腰まであるサラリとした美しい金髪を三つ編みで一つに束ね、ドレスではなく男装の様なズボンの出立は、どこぞの歌劇団の男役トップスターの様だ。しかしアメジストのような紫の瞳は、とても慈愛に溢れている。
「ただいま、レティ!! 昨日から私に会えなくて寂しかっただろう!! 泣いてなかったか? ケーキは食べたか? ん? ああそうだ! 誕生日おめでとう!!」
「お、おかーたま。おかえりなたい。そしてプレジェントもあいがと……」
「おおっ早速身に付けてくれているのか! うんうん、良く似合っている!!」
高い高いしたままクルクルーとダンスする様に回転する母。
(いつもながら、美しい容姿と言動が一致していない……)
大きな声で滑舌良く喋っているこの絶世の美女こそ、ルシータ・アームストロング。
レティシアの今世の母親、その人である。
「その装飾の緑玉はな! この母がアームストロング領の、とあるダンジョンで偶然見つけた物だ! ボス部屋で見つけたので価値はあると思うぞ!」
「……しょうなんだー。しゅごいねーたいしぇちゅにしゅるねー……」
(また一人でダンジョンに潜ったのかこの母は。しかもボスまで倒しちゃてるんかいっ!)
ルシータは女性でありながら剣士だ。貴族でも珍しい魔法剣士。それも超一流の。
剣に魔力を纏わせて戦うその姿は、美しい剣舞の様だとか何とか。実際見た事がないのでどれだけ凄いかは安易に想像出来ないが。
「おかーたま。それで、ルシアたまのおこしゃんどこ?」
ルシータに抱っこされながら辺りを見回しても、それらしき子供は見当たらない。
「ああっ、レオから聞いたのだな! あの子は客間の寝室で休ませている! ルシアを……母親を亡くして間もないのに、貴族の揉め事に巻き込んで混乱していると思ってな。レティもそうだろう? なので明日、改めて紹介しようと思う!!」
(……そっか、お母様色々考えてくれてたんだ。ちょっと肩透かしを食らった気分だけど、いきなり顔合わせじゃなくて良かった)
言動はやや脳筋ぽいが、思いやりのある優しい母親なのだ。
「わかったー。じゃあ、
今の内に情報収集しておかなくては。
「そうだな! 心づもりは必要かもしれないな!」
レティシアをソファーに下ろすと、ルシータはテーブルを挟んだ向かい側に座った。
背もたれに両腕を広げ、スラリと長い脚を優雅に動かし脚を組むその姿は無駄にかっこいい。
……貴婦人としては失格だが。
「さて、何から話せば良いか! レティはまず何から聞きたい?」
そう聞かれてふと気がつくと、応接間にはルシータとレティシア以外誰もいなくなっていた。今ならば深い所まで踏み込んでも良いという事なのだろう。

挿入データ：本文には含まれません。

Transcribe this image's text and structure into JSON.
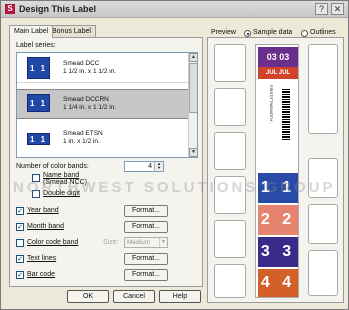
{
  "window": {
    "title": "Design This Label",
    "app_icon": "S"
  },
  "tabs": [
    {
      "label": "Main Label"
    },
    {
      "label": "Bonus Label"
    }
  ],
  "main": {
    "label_series_heading": "Label series:",
    "series": [
      {
        "name": "Smead DCC",
        "size": "1 1/2 in. x 1 1/2 in.",
        "swatch": "1 1"
      },
      {
        "name": "Smead DCCRN",
        "size": "1 1/4 in. x 1 1/2 in.",
        "swatch": "1 1"
      },
      {
        "name": "Smead ETSN",
        "size": "1 in. x 1/2 in.",
        "swatch": "1 1"
      }
    ],
    "number_of_color_bands": {
      "label": "Number of color bands:",
      "value": "4"
    },
    "name_band": {
      "label": "Name band",
      "sub_label": "(Smead NCC)"
    },
    "double_digit": {
      "label": "Double digit"
    },
    "year_band": {
      "label": "Year band"
    },
    "month_band": {
      "label": "Month band"
    },
    "color_code_band": {
      "label": "Color code band"
    },
    "size_dropdown": {
      "label": "Size:",
      "value": "Medium"
    },
    "text_lines": {
      "label": "Text lines"
    },
    "bar_code": {
      "label": "Bar code"
    },
    "format_label": "Format..."
  },
  "footer": {
    "ok": "OK",
    "cancel": "Cancel",
    "help": "Help"
  },
  "preview": {
    "heading": "Preview",
    "sample_data": "Sample data",
    "outlines": "Outlines",
    "year_text": "03 03",
    "month_text": "JUL JUL",
    "text_lines_content": "FIRST/TTNE/MOTH...",
    "bands": [
      "1 1",
      "2 2",
      "3 3",
      "4 4"
    ],
    "watermark": "NORTHWEST SOLUTIONS GROUP",
    "colors": {
      "year": "#6a2e8c",
      "month": "#d1432b",
      "band1": "#2a4aa8",
      "band2": "#e7846f",
      "band3": "#3a2a8a",
      "band4": "#d35f29"
    }
  }
}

色々と聞きたい事が山積みだが、まず一番最初に聞きたい事は決まっていた。
「……おかーたまは、いもーとのルシアしゃまと、きちんとおわかりぇできた? かなしーの、もうだいじょーぶ?」
意表を突かれたのか、一瞬ルシータの笑顔が消えた。
組んでいた脚を戻すと姿勢を正して真っ直ぐレティシアを見つめた。
その顔はこれまでに見たことも無い、力の抜けた微笑みを浮かべていた。
「……本当に、レティには敵わないな。そこを突かれるとは思わなかったよ」
いつもの声とは違う、幾分落ち着いた声だ。
「心優しい私のレティシア。心配してくれてありがとう。私は大丈夫だよ。……私はね、ルシアが平民になった後も、目を盗んではよく会いに行っていた。貴族だった時よりも元気になって、とても幸せそうだった。……沢山話をして、沢山の思い出を共有した。そしてルシアの最後を看取る事が出来た。子供を頼むという遺言もある、いつまでも悲しんでばかりいられないさ。……ま、レオの前では散々泣き喚いてしまったけどね!」
肩をすくめて苦笑いを浮かべると、いつもの調子に戻って話を続けた。
「さて、それでは肝心のルシアの子供について語ろうか!」
「……うんっ!」
母は強し。悲しみを乗り越えてきちんと前を向いてる。レティシアは安心したように笑顔を浮かべた。